Bonuses, Contracts and Life. Oh My!

The current 'scandal' surrounding the multi-million dollar 'Retention Bonuses' paid to executives of the recently bailed-out insurance 'giant' AIG has drawn my attention not so much because it is the number one topic in the news for the past two days, but because it raises some interesting questions about ethics, obligations and the role of a contract in a relationship.

First of all, I think that the issue suffers from some tangible difficulties with semantics. The very name of these payments seems designed to inflame and anger everyone except those who actually received them. By calling them "bonuses" rather than simply "payments" implies that they were extra, over and beyond the actual compensation that these individuals received. Thus, when we discover that the compensation may not have been "deserved" because of the failure of the individuals to live up to their fiduciary "end of the bargain" hearing those payments described as "bonuses" only serves to infuriate us. After all, aren't bonuses supposed to be an incentive for good performance? Even if they had been called the more neutral and potentially accurate term, "payments" the fundamental issue of competence--or the lack of it--is still inescapable. Whom are we rewarding, and for what? hat if there had been penalties for poor performance instead? I'm thinking of a good flogging, but that's not the point of this essay.

The other word that gets in the way, though less so in the media because it is deliberately obfuscatory and therefore hard to understand is "retention". This is as in "to retain" the 'valuable' services of the individuals who are making the bonuses. This is presumably because in spite of these guys' talent, the company is still failing! In order to keep the rats from jumping ship before it crashes onto the rocks, other individuals--who are ironically receiving the very same retention incentives themselves--have asked the hard working but unlucky losers to stay on and 'almost' go down with the ship.

I have to say 'almost' because in fact many of these highly talented and therefore sought after executives actually bailed after being bailed out. That is, many simply left in spite of being paid hundreds of thousands--in some cases, millions-of dollars to stay. So much for incentives.

Aside from the semantic difficulties posed by the AIG 'bonuses', there are some real-world issues that are raised by this backward state of affairs, not the least of which has to do with the very nature of contracts, why we write them, sign them and how we break them.

Quite simply, contracts are written to be broken.

In this brief essay I will not have time to comment on the law surrounding contracts, but in fact it isn't time or space that constrains me on the topic but ignorance. I really know nothing of contract law, and have to cede to 'authorities' who say that contracts form the basis of our civilized society. What I will not concede to these same authorities is the notion that failing to live up to a contract--any contract--amounts to the disintegration of the laws underpinning society itself. The claim made all too frequently is that abandoning even a single contract sets a 'dangerous precedent' that will undermine all other contracts, past present and future.

This is just too dramatic a claim to be supported. Even if breaking a contract does seem, on the surface, to be at the very least unfair to one or more party in the contract, in fact, this is the very condition anticipated by the document and is one of the principal reason it would have been drawn up in the first place.
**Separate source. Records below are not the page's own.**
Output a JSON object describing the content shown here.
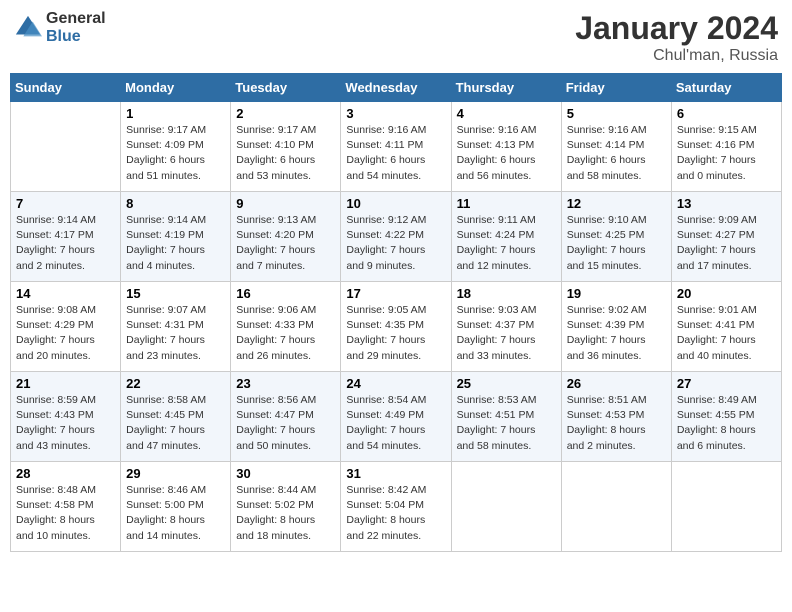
{
  "header": {
    "logo_general": "General",
    "logo_blue": "Blue",
    "title": "January 2024",
    "subtitle": "Chul'man, Russia"
  },
  "columns": [
    "Sunday",
    "Monday",
    "Tuesday",
    "Wednesday",
    "Thursday",
    "Friday",
    "Saturday"
  ],
  "weeks": [
    [
      {
        "num": "",
        "sunrise": "",
        "sunset": "",
        "daylight": ""
      },
      {
        "num": "1",
        "sunrise": "Sunrise: 9:17 AM",
        "sunset": "Sunset: 4:09 PM",
        "daylight": "Daylight: 6 hours and 51 minutes."
      },
      {
        "num": "2",
        "sunrise": "Sunrise: 9:17 AM",
        "sunset": "Sunset: 4:10 PM",
        "daylight": "Daylight: 6 hours and 53 minutes."
      },
      {
        "num": "3",
        "sunrise": "Sunrise: 9:16 AM",
        "sunset": "Sunset: 4:11 PM",
        "daylight": "Daylight: 6 hours and 54 minutes."
      },
      {
        "num": "4",
        "sunrise": "Sunrise: 9:16 AM",
        "sunset": "Sunset: 4:13 PM",
        "daylight": "Daylight: 6 hours and 56 minutes."
      },
      {
        "num": "5",
        "sunrise": "Sunrise: 9:16 AM",
        "sunset": "Sunset: 4:14 PM",
        "daylight": "Daylight: 6 hours and 58 minutes."
      },
      {
        "num": "6",
        "sunrise": "Sunrise: 9:15 AM",
        "sunset": "Sunset: 4:16 PM",
        "daylight": "Daylight: 7 hours and 0 minutes."
      }
    ],
    [
      {
        "num": "7",
        "sunrise": "Sunrise: 9:14 AM",
        "sunset": "Sunset: 4:17 PM",
        "daylight": "Daylight: 7 hours and 2 minutes."
      },
      {
        "num": "8",
        "sunrise": "Sunrise: 9:14 AM",
        "sunset": "Sunset: 4:19 PM",
        "daylight": "Daylight: 7 hours and 4 minutes."
      },
      {
        "num": "9",
        "sunrise": "Sunrise: 9:13 AM",
        "sunset": "Sunset: 4:20 PM",
        "daylight": "Daylight: 7 hours and 7 minutes."
      },
      {
        "num": "10",
        "sunrise": "Sunrise: 9:12 AM",
        "sunset": "Sunset: 4:22 PM",
        "daylight": "Daylight: 7 hours and 9 minutes."
      },
      {
        "num": "11",
        "sunrise": "Sunrise: 9:11 AM",
        "sunset": "Sunset: 4:24 PM",
        "daylight": "Daylight: 7 hours and 12 minutes."
      },
      {
        "num": "12",
        "sunrise": "Sunrise: 9:10 AM",
        "sunset": "Sunset: 4:25 PM",
        "daylight": "Daylight: 7 hours and 15 minutes."
      },
      {
        "num": "13",
        "sunrise": "Sunrise: 9:09 AM",
        "sunset": "Sunset: 4:27 PM",
        "daylight": "Daylight: 7 hours and 17 minutes."
      }
    ],
    [
      {
        "num": "14",
        "sunrise": "Sunrise: 9:08 AM",
        "sunset": "Sunset: 4:29 PM",
        "daylight": "Daylight: 7 hours and 20 minutes."
      },
      {
        "num": "15",
        "sunrise": "Sunrise: 9:07 AM",
        "sunset": "Sunset: 4:31 PM",
        "daylight": "Daylight: 7 hours and 23 minutes."
      },
      {
        "num": "16",
        "sunrise": "Sunrise: 9:06 AM",
        "sunset": "Sunset: 4:33 PM",
        "daylight": "Daylight: 7 hours and 26 minutes."
      },
      {
        "num": "17",
        "sunrise": "Sunrise: 9:05 AM",
        "sunset": "Sunset: 4:35 PM",
        "daylight": "Daylight: 7 hours and 29 minutes."
      },
      {
        "num": "18",
        "sunrise": "Sunrise: 9:03 AM",
        "sunset": "Sunset: 4:37 PM",
        "daylight": "Daylight: 7 hours and 33 minutes."
      },
      {
        "num": "19",
        "sunrise": "Sunrise: 9:02 AM",
        "sunset": "Sunset: 4:39 PM",
        "daylight": "Daylight: 7 hours and 36 minutes."
      },
      {
        "num": "20",
        "sunrise": "Sunrise: 9:01 AM",
        "sunset": "Sunset: 4:41 PM",
        "daylight": "Daylight: 7 hours and 40 minutes."
      }
    ],
    [
      {
        "num": "21",
        "sunrise": "Sunrise: 8:59 AM",
        "sunset": "Sunset: 4:43 PM",
        "daylight": "Daylight: 7 hours and 43 minutes."
      },
      {
        "num": "22",
        "sunrise": "Sunrise: 8:58 AM",
        "sunset": "Sunset: 4:45 PM",
        "daylight": "Daylight: 7 hours and 47 minutes."
      },
      {
        "num": "23",
        "sunrise": "Sunrise: 8:56 AM",
        "sunset": "Sunset: 4:47 PM",
        "daylight": "Daylight: 7 hours and 50 minutes."
      },
      {
        "num": "24",
        "sunrise": "Sunrise: 8:54 AM",
        "sunset": "Sunset: 4:49 PM",
        "daylight": "Daylight: 7 hours and 54 minutes."
      },
      {
        "num": "25",
        "sunrise": "Sunrise: 8:53 AM",
        "sunset": "Sunset: 4:51 PM",
        "daylight": "Daylight: 7 hours and 58 minutes."
      },
      {
        "num": "26",
        "sunrise": "Sunrise: 8:51 AM",
        "sunset": "Sunset: 4:53 PM",
        "daylight": "Daylight: 8 hours and 2 minutes."
      },
      {
        "num": "27",
        "sunrise": "Sunrise: 8:49 AM",
        "sunset": "Sunset: 4:55 PM",
        "daylight": "Daylight: 8 hours and 6 minutes."
      }
    ],
    [
      {
        "num": "28",
        "sunrise": "Sunrise: 8:48 AM",
        "sunset": "Sunset: 4:58 PM",
        "daylight": "Daylight: 8 hours and 10 minutes."
      },
      {
        "num": "29",
        "sunrise": "Sunrise: 8:46 AM",
        "sunset": "Sunset: 5:00 PM",
        "daylight": "Daylight: 8 hours and 14 minutes."
      },
      {
        "num": "30",
        "sunrise": "Sunrise: 8:44 AM",
        "sunset": "Sunset: 5:02 PM",
        "daylight": "Daylight: 8 hours and 18 minutes."
      },
      {
        "num": "31",
        "sunrise": "Sunrise: 8:42 AM",
        "sunset": "Sunset: 5:04 PM",
        "daylight": "Daylight: 8 hours and 22 minutes."
      },
      {
        "num": "",
        "sunrise": "",
        "sunset": "",
        "daylight": ""
      },
      {
        "num": "",
        "sunrise": "",
        "sunset": "",
        "daylight": ""
      },
      {
        "num": "",
        "sunrise": "",
        "sunset": "",
        "daylight": ""
      }
    ]
  ]
}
A principle element to the concept of a contractual obligation is the underlying assumption that one or more clauses in it will not in fact be honored. The expectation is that the contract will be broken. It isn't a case of if the contract will be broken; it's just a matter of when and how. It is why we draw them up and why we spend so much time in court resolving them. It's why there is whole section of the law devoted to it.

Consider another contractual obligation which is supposed to be sacred, so important that we not only sign a document, but enter into an oath with God and those around us to honor that contract. I am talking about marriage. Of course, more than half of all marriages end in divorce, so where is the sanctity of the marriage contract? It isn't on the paper or in the words, for the paper can be destroyed and the words, well, that's just a semantic challenge, avoided with such terms as "irreconcilable differences" or "unnecessary hardship." In other words, despite it's sanctity and it's importance to the moral structure of society, the marriage contract is not inviolate. It can be, often is, broken.

So too can the financial obligations 'we' taxpayers have to the shady and incompetent money managers at AIG (and the others like them) be broken. So sad, too bad. The walls of society will not come crumbling down as a result. The failure of say, General Motors (and there are other companies like this) to pay their rank-and-file workers the pensions and insurance that was in those workers'labor contract while they worked is a far greater failure--ethically and in human terms--of our legal and financial systems. In the end, the failure of these large companies to honor the obligations to pay their employees fairly is far more likely to engender the breakdown of societal fabric so publicly feared these days.

After all, it is the protectors of these outrageously undeserved payments to the white collar criminals who got us all into this mess in the first place. No wonder they are claiming that the sky is falling.